Marie ignore ce cirque. Mais des rancœurs sont tapies : des hommes détestent les dépenses inconsidérées de leur femme appâtée par la facilité de crédit consentie par Marie. Son « Emportez-le donc à crédit » leur est insupportable. Les deux expressions se télescopent rageusement dans leur cœur. On finit, au bout de quelques années, par lui révéler le comportement de son époux à l’extérieur du magasin. Elle en est très secouée, disparait de sa boutique pendant plusieurs mois. On y voit plus que son aimable employée. Persuadé de son efficacité, totalement inconscient des répercussions de son indélicatesse à l’endroit de son épouse, « Marie n’emporte » continue son activité sans rien y changer. On s’habitue à tout. Marie finit par réapparaître mais avec un visage durablement fermé.

Joseph Boulé, octobre 2019

—  BOULÉ, Joseph, « Scéne de vie commerciale : Marie n’emporte », Souche, Revue du Cegenceb, Mauron, Vol. 68 - 4e semestre, 2019, p. 31-32, Voir en ligne. —


Bibliographie

BOULÉ, Joseph, « Scéne de vie commerciale : Marie n’emporte », Souche, Revue du Cegenceb, Mauron, Vol. 68 - 4e semestre, 2019, p. 31-32, Voir en ligne.


↑ 1 • Les Romains portent, sous la toge, le subligaculum, une sorte de caleçon. Au début du Moyen-Âge ce vêtement est abandonné.

La culotte, sous-vêtement, est d’apparition récente tant pour les hommes que pour les femmes. Dans le passé, on se contente de porter des chemises longues descendant aux genoux sous les braies, le pantalon ou la robe. Rares sont les hommes de l’aristocratie à porter un caleçon, sinon de grands cavaliers. Ce n’est qu’à la fin du 19e siècle que la culotte et le caleçon font leur apparition dans les classes bourgeoises, les gens modestes continuant de porter des chemises longues. Notons que les premières culottes féminines ont été portées par les danseuses de french-cancan du Moulin rouge.

Il faut attendre la guerre de 14-18 pour que les hommes adoptent le caleçon. L’armée met à la disposition des soldats des caleçons - un seul par homme - mais leurs mensurations (94 cm de tour de taille au maximum), faites pour des jeunes gens sveltes, ne sont pas adaptés à la morphologie d’hommes plus âgés. Ce n’est qu’en septembre 1916 que l’armée offre des caleçons convenant aux hommes d’une certaine corpulence ! A partir de 1920, l’armée, devenue généreuse, fournit deux caleçons à chaque soldat.

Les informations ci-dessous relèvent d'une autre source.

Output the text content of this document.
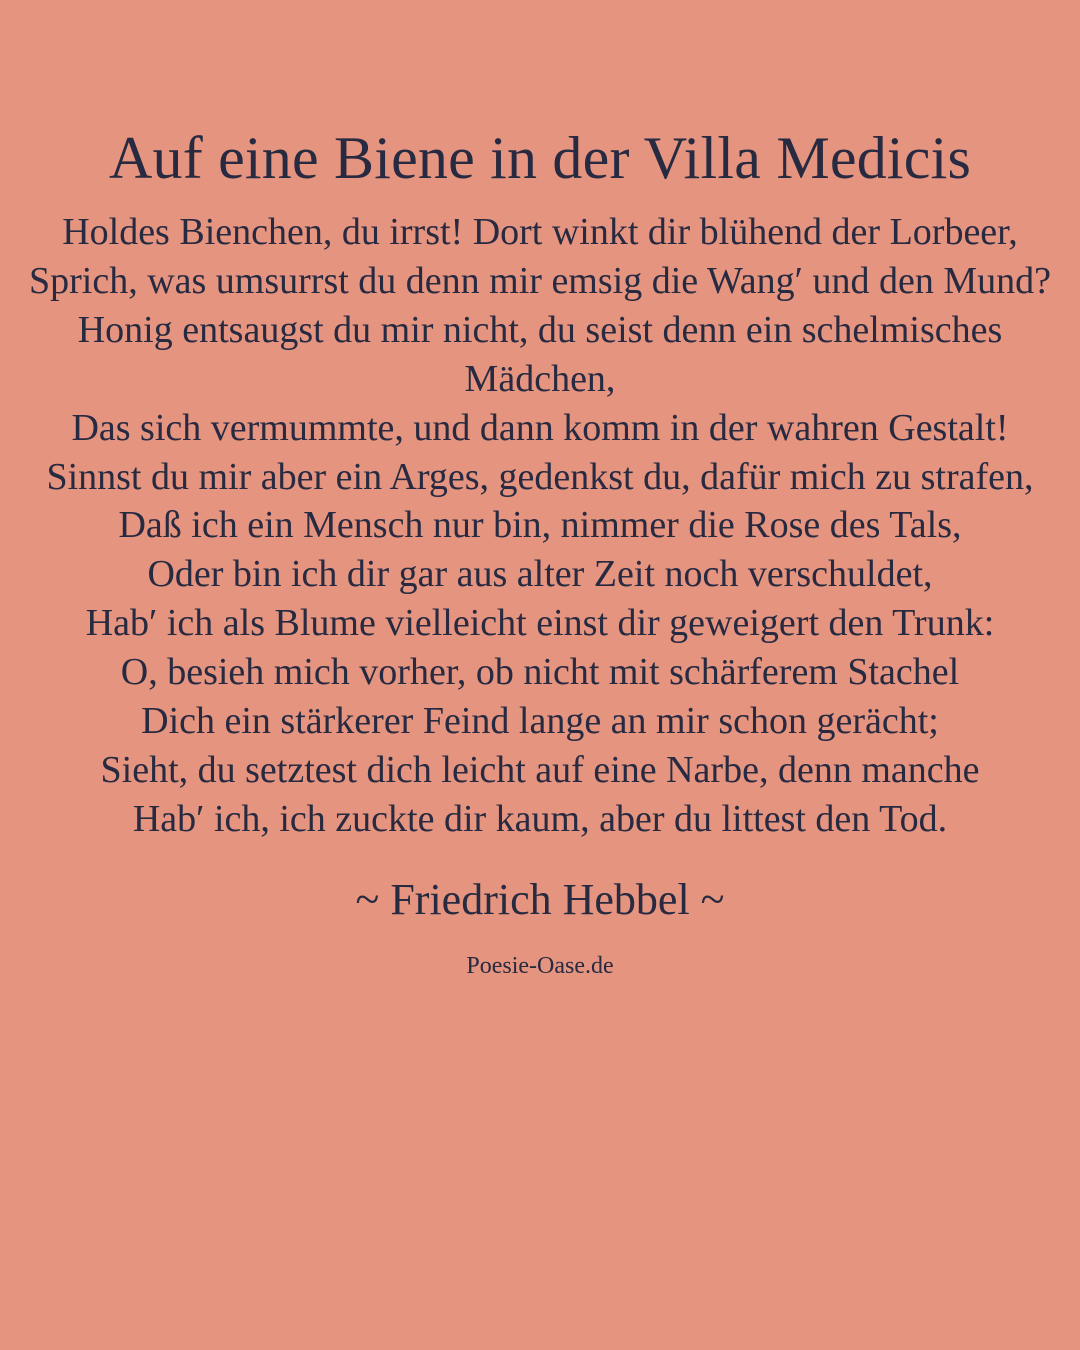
Auf eine Biene in der Villa Medicis
Holdes Bienchen, du irrst! Dort winkt dir blühend der Lorbeer,
Sprich, was umsurrst du denn mir emsig die Wang′ und den Mund?
Honig entsaugst du mir nicht, du seist denn ein schelmisches Mädchen,
Das sich vermummte, und dann komm in der wahren Gestalt!
Sinnst du mir aber ein Arges, gedenkst du, dafür mich zu strafen,
Daß ich ein Mensch nur bin, nimmer die Rose des Tals,
Oder bin ich dir gar aus alter Zeit noch verschuldet,
Hab′ ich als Blume vielleicht einst dir geweigert den Trunk:
O, besieh mich vorher, ob nicht mit schärferem Stachel
Dich ein stärkerer Feind lange an mir schon gerächt;
Sieht, du setztest dich leicht auf eine Narbe, denn manche
Hab′ ich, ich zuckte dir kaum, aber du littest den Tod.
~ Friedrich Hebbel ~
Poesie-Oase.de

En 1918, Etienne Valton, fils du fondateur de la marque Petit-Bateau, invente les premières culottes courtes. Les sportifs sont les premiers à s’y rallier, suivis par tous les hommes qui prennent l’habitude de porter une culotte courte à la belle saison et un caleçon long en hiver. La plupart des femmes ignorent ce sous-vêtement et il faut atteindre la fin des années 1930 pour que les femmes en milieu rural se mettent à porter la culotte. De vieilles personnes s’en passaient jusqu’aux années 1960.

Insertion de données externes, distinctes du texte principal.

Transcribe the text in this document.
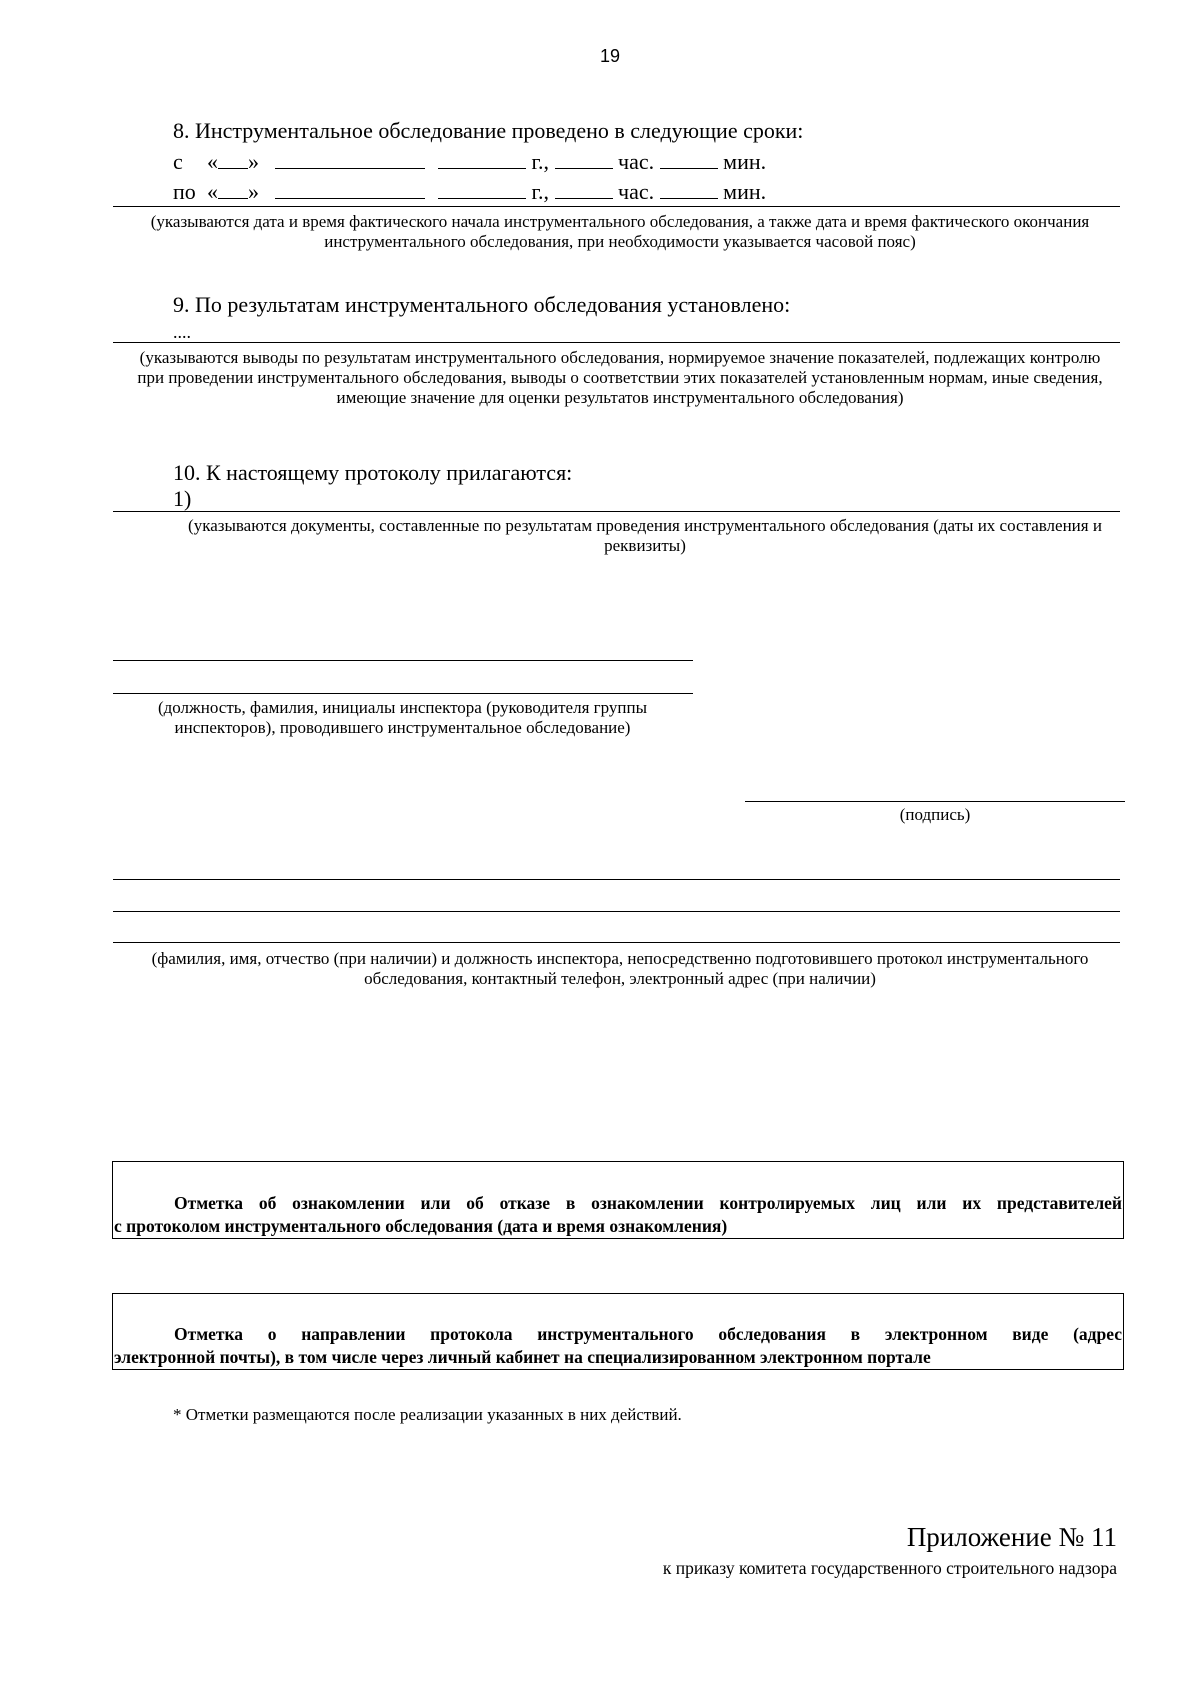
19
8. Инструментальное обследование проведено в следующие сроки:
с « »	г.,	час.	мин.
по « »	г.,	час.	мин.
(указываются дата и время фактического начала инструментального обследования, а также дата и время фактического окончания инструментального обследования, при необходимости указывается часовой пояс)
9. По результатам инструментального обследования установлено:
....
(указываются выводы по результатам инструментального обследования, нормируемое значение показателей, подлежащих контролю при проведении инструментального обследования, выводы о соответствии этих показателей установленным нормам, иные сведения, имеющие значение для оценки результатов инструментального обследования)
10. К настоящему протоколу прилагаются:
1)
(указываются документы, составленные по результатам проведения инструментального обследования (даты их составления и реквизиты)
(должность, фамилия, инициалы инспектора (руководителя группы инспекторов), проводившего инструментальное обследование)
(подпись)
(фамилия, имя, отчество (при наличии) и должность инспектора, непосредственно подготовившего протокол инструментального обследования, контактный телефон, электронный адрес (при наличии)
Отметка об ознакомлении или об отказе в ознакомлении контролируемых лиц или их представителей
с протоколом инструментального обследования (дата и время ознакомления)
Отметка о направлении протокола инструментального обследования в электронном виде (адрес
электронной почты), в том числе через личный кабинет на специализированном электронном портале
* Отметки размещаются после реализации указанных в них действий.
Приложение № 11
к приказу комитета государственного строительного надзора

↑ 2 • Les Romaines portent le striglum, bande de tissu soutenant les seins et les dissimulant. Du début du Moyen-Âge jusqu’à la fin du 19e siècle, les femmes mettent un corset lacé, devant ou derrière, plus ou moins contraignant selon le niveau social et l’activité.
En 1889, Herminie Cadolle invente le ’’gorgelet’’ ou brassière, plus confortable et plus facile à mettre que le corset. Mary Phelps Jacob propose, en 1919, le premier ’’soutien-gorge’’ avec des bonnets séparés adaptés à la morphologie de chacune. Il rencontre un succès immédiat et se généralise en quelques années.